Ukraine is suffering through a surge in infections, along with other parts of Eastern Europe and Russia. While vaccines are plentiful, there is a widespread reluctance to get them in many countries — though exceptions include the Baltic nations, Poland, the Czech Republic, Slovenia and Hungary.
The slow pace of vaccinations in Eastern Europe is rooted in several factors, including public distrust and past experience with other vaccines, said Catherine Smallwood, the World Health Organization’s Europe COVID-19 incident manager.
“We’re seeing low vaccine uptake in a whole swath of countries across that part of the region,” she said. “Historical issues around vaccines come into play. In some countries, the whole vaccine issue is politicized.”
An official in Hungary said last week that private companies can require that employees get vaccinated to work, a measure that
could boost in the nation’s stagnant vaccination rate. Government employees, including teachers, will also be required to vaccinate, the official said.
In Ukraine, only 16% of the adult population is fully vaccinated — the second-lowest share in Europe after Armenia’s rate of slightly over 7%.
Authorities in Ukraine are requiring teachers, government employees and other workers to get fully vaccinated by Nov. 8 or face a suspension in pay. In addition, proof of vaccination or a negative test is now needed to board planes, trains and long-distance buses.
This has created a booming black market in counterfeit documents. Fake vaccination certificates sell for the equivalent of $100$300. There’s even a phony version of the government’s digital app, with bogus certificates installed, said
Mykhailo Fedorov, minister for digital transformation.
Earlier this month, Ukrainian President Volodymyr Zelenskyy chaired a meeting on how to combat the counterfeits. Police have opened 800 criminal cases into such fakes and deployed 100 mobile units to track down users, said Interior Minister Denys Monastyrsky.
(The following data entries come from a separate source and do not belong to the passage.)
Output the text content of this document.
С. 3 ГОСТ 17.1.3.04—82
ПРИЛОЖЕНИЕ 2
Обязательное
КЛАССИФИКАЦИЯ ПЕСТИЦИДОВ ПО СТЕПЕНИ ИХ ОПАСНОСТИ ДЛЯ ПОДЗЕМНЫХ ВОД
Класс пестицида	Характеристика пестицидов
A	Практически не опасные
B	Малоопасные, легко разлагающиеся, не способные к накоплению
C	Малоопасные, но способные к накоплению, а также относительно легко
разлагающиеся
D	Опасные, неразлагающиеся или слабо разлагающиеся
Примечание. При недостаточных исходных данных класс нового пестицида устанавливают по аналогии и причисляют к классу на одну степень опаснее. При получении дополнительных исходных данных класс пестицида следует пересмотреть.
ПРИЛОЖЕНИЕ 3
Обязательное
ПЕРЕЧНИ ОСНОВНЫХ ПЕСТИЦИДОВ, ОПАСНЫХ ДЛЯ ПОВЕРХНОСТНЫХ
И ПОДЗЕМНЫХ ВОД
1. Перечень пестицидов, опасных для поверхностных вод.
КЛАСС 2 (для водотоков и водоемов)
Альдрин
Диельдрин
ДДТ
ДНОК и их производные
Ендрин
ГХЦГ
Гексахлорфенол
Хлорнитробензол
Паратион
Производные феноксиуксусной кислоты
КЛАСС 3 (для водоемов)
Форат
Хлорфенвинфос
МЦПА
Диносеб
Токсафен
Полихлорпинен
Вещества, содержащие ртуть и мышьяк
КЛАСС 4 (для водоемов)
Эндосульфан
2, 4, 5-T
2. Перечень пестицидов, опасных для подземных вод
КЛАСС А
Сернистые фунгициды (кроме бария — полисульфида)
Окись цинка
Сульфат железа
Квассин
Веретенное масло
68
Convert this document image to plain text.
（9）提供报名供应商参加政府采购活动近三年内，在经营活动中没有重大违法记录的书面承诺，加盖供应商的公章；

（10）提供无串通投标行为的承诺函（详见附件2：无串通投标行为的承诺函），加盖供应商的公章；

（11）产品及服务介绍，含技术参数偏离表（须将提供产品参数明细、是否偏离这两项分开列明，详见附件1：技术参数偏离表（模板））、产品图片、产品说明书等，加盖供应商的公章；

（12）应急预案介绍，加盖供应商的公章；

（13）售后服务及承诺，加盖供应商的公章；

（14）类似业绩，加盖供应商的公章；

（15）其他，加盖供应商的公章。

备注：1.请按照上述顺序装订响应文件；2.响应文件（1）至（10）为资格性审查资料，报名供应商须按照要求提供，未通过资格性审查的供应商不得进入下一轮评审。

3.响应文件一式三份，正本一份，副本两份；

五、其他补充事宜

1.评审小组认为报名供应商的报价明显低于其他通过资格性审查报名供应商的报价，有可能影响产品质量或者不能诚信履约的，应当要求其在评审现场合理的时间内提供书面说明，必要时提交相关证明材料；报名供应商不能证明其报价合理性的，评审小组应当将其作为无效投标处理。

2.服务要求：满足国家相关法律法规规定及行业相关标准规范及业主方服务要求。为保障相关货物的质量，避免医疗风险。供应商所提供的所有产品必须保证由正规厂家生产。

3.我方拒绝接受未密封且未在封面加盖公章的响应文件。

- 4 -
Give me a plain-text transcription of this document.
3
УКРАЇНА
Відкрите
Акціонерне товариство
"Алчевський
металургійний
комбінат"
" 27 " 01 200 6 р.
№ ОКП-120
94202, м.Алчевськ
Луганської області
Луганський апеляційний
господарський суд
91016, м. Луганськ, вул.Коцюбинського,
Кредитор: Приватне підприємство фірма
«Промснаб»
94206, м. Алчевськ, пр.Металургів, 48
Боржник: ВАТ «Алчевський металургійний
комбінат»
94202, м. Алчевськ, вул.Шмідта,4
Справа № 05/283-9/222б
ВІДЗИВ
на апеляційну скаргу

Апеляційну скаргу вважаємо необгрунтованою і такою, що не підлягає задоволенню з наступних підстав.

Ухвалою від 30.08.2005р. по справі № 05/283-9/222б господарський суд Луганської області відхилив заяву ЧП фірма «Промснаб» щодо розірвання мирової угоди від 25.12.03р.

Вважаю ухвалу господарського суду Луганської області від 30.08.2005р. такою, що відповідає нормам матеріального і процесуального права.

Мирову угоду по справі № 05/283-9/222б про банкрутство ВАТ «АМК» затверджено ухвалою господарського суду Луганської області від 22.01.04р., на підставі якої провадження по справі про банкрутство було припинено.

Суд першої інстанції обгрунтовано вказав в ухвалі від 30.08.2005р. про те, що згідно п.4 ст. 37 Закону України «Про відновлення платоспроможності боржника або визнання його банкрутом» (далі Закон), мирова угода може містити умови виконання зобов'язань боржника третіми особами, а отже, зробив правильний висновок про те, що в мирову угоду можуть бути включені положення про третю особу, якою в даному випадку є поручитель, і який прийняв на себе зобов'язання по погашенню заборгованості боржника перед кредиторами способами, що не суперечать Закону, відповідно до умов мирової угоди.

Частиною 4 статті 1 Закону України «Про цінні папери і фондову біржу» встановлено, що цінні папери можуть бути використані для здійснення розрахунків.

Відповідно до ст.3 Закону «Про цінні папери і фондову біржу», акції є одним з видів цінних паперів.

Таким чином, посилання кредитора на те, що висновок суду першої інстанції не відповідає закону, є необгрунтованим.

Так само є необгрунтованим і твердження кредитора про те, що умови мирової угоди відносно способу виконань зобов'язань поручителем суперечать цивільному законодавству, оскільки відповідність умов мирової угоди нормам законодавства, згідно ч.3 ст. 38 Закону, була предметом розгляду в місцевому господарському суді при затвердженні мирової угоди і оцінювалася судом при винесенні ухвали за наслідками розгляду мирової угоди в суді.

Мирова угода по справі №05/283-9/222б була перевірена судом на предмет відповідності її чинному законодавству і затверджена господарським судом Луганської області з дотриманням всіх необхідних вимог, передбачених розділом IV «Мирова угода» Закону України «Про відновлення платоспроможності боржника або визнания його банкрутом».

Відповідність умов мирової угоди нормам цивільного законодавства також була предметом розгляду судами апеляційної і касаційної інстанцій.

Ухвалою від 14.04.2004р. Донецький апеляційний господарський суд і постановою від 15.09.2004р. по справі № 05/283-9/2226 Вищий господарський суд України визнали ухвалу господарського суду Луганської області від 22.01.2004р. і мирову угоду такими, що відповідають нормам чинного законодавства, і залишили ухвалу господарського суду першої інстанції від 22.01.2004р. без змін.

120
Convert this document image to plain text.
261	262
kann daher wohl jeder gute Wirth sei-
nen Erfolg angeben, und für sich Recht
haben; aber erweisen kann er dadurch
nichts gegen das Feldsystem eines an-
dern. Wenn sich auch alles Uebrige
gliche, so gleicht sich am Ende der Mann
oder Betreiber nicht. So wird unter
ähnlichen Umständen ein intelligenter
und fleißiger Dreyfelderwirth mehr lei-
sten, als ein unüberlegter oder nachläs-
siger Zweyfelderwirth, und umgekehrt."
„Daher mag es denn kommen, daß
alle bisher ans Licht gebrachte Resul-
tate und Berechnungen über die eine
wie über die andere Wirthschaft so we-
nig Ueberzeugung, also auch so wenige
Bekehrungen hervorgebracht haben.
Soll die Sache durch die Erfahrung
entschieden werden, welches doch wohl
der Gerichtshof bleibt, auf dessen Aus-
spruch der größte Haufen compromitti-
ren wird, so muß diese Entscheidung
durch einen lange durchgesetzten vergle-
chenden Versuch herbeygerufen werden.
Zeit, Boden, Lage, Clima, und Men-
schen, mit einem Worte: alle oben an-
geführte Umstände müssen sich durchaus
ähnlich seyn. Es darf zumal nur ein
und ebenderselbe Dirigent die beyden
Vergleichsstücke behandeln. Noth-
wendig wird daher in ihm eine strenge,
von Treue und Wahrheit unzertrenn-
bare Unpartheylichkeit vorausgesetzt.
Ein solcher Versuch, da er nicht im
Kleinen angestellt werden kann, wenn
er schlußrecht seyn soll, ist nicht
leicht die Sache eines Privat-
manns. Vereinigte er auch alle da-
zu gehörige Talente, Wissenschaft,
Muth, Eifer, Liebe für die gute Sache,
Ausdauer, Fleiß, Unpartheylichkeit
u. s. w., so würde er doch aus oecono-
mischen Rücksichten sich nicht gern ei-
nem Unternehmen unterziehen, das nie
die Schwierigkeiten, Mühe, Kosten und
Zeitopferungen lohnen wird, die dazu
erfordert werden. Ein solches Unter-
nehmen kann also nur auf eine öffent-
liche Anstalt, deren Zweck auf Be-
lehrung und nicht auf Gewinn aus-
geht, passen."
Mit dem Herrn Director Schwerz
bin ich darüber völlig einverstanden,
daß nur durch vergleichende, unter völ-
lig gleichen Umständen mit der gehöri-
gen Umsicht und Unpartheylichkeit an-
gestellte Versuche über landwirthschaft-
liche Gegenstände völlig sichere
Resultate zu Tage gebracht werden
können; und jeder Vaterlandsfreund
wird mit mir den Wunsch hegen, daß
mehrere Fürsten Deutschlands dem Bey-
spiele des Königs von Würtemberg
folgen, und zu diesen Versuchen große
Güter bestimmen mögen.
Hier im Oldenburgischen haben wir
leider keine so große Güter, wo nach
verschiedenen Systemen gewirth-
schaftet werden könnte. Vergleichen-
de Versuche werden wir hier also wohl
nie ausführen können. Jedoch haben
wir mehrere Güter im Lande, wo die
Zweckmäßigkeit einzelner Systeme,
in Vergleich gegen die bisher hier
They even caught a former lawmaker with one recently.
Ukraine’s low vaccination rate has led to the rapid spread of COVID-19, straining the country’s already overworked health care system.
At a 120-bed hospital in the western city of Chernivtsi, Dr. Olha Kobevko says she has 126 patients in grave condition.
“I’m weeping in despair when I see that 99% of patients in serious condition with COVID-19 are unvaccinated, and those people
could have protected themselves,” she said. “We are left struggling to save them without sufficient drugs and resources.”
The current surge seems especially lethal, Kobevko said, with 10-23 patients dying daily at her hospital, compared with fewer than six per day last spring. The number of COVID-19 patients in their 30s and 40s has grown considerably, she added.
She blames widespread vaccine skepticism, influenced by social media and religious beliefs.
“Fake stories have spread widely, making people believe in microchips and genetic mutations,” Kobevko said. “Some Orthodox priests have openly and aggressively urged people not to get vaccinated, and social networks have been filled with the most absurd rumors.”
Similar skepticism has
been seen elsewhere in Eastern Europe, fueled by online misinformation, religious beliefs, distrust of government officials, and reliance on nontraditional treatments.
In Romania, where about 35% of adults are fully immunized, tighter restrictions took effect last week requiring vaccination certificates for many daily activities, such as going to the gym, the movies or shopping malls. There’s a 10 p.m. curfew, shops close at 9 p.m., bars and nightclubs are closed for 30 day, and masks are mandatory in public.
So many are “afraid of the vaccines because of the immense (amount of ) fake information that has flooded social media and TV,” said Dr. Dragos Zaharia of Bucharest’s Marius Nasta Institute of Pneumology.
“Every day, we see people arriving with shortness of breath and most of them are feeling sorry for not being vaccinated,” he said.
Bulgaria, which has only a quarter of its adult population fully vaccinated, has had the highest COVID19 mortality rate in the 27-nation European Union for the past two weeks, and 94% of those deaths were of unvaccinated people.
Only 33% of Georgia’s population has been fully vaccinated, and authorities launched a lottery with cash prizes for those getting shots.
Still, Dr. Bidzina Kulumbegov bemoaned the slow pace of vaccinations.
The government’s information campaign “was not designed according to the peculiarities of our country. The emphasis should have been done, for instance, on the Georgian Orthodox Church, because we have many instances when priests are saying that vaccination is a sin,” Kulumbegov said.